The Turkish logistics sector has recently received a practical boost from Saudi Arabia’s decision to grant transit visas to Turkish truck drivers, reopening a key overland route to Gulf markets after roughly a decade of disruption.
Trade Minister Ömer Bolat said last week that the issue had been resolved as of April 9, allowing Turkish drivers to move goods into the Gulf through Saudi territory again.
The step restored a critical land corridor at a time when conflict-related disruptions in the Middle East were adding strain to supply chains.
Özel said the new visa regime would help Turkish exports reach Gulf destinations faster, adding that a truck loaded in Türkiye could unload in Saudi Arabia within seven or eight days.

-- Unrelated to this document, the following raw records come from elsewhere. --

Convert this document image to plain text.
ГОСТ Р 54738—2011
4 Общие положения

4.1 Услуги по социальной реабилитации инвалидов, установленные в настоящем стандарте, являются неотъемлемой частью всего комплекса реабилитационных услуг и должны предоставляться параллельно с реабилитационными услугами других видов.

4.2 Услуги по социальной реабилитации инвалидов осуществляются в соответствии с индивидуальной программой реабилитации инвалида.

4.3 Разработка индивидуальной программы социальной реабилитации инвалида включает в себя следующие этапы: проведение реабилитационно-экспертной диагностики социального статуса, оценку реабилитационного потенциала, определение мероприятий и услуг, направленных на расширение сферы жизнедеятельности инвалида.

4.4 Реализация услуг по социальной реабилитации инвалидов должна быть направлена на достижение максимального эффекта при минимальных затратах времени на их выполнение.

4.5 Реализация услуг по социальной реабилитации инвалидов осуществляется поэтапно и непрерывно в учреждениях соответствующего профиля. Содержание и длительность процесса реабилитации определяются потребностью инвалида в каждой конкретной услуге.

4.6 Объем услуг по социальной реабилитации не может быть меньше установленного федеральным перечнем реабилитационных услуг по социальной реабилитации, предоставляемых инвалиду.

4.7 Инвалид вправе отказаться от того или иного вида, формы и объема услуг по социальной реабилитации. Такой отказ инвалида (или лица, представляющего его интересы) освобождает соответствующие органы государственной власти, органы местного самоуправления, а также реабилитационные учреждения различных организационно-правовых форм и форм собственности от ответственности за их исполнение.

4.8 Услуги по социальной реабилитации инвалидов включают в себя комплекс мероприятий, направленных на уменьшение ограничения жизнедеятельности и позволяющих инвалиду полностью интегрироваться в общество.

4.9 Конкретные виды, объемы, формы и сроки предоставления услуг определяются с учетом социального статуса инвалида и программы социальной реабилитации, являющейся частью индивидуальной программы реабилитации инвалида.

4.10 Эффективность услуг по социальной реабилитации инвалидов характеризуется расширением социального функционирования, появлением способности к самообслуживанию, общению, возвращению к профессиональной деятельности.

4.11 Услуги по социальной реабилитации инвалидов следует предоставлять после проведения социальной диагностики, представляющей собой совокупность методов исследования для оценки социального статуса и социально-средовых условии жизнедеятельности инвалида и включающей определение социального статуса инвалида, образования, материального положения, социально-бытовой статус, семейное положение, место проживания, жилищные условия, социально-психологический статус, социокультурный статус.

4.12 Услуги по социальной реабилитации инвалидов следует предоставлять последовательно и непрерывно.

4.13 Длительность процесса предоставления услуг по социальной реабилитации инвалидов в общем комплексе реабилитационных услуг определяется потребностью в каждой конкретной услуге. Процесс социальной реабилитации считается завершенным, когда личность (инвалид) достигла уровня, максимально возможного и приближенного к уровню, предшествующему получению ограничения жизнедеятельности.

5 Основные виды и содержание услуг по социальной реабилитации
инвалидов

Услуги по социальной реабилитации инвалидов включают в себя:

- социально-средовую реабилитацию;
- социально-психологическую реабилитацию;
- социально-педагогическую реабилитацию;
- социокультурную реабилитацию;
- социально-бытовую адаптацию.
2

He also said the sector hoped to return to earlier transport volumes, noting that the visa arrangement would cover a broad range of products from food to construction materials.
He added that European traders increasingly preferred Turkish transporters because of their flexibility and regional knowledge, even as fuel-price volatility and broader uncertainty continued to weigh on the market.
In that environment, Özel said, Türkiye’s role as a reliable logistics bridge was becoming more visible rather than less.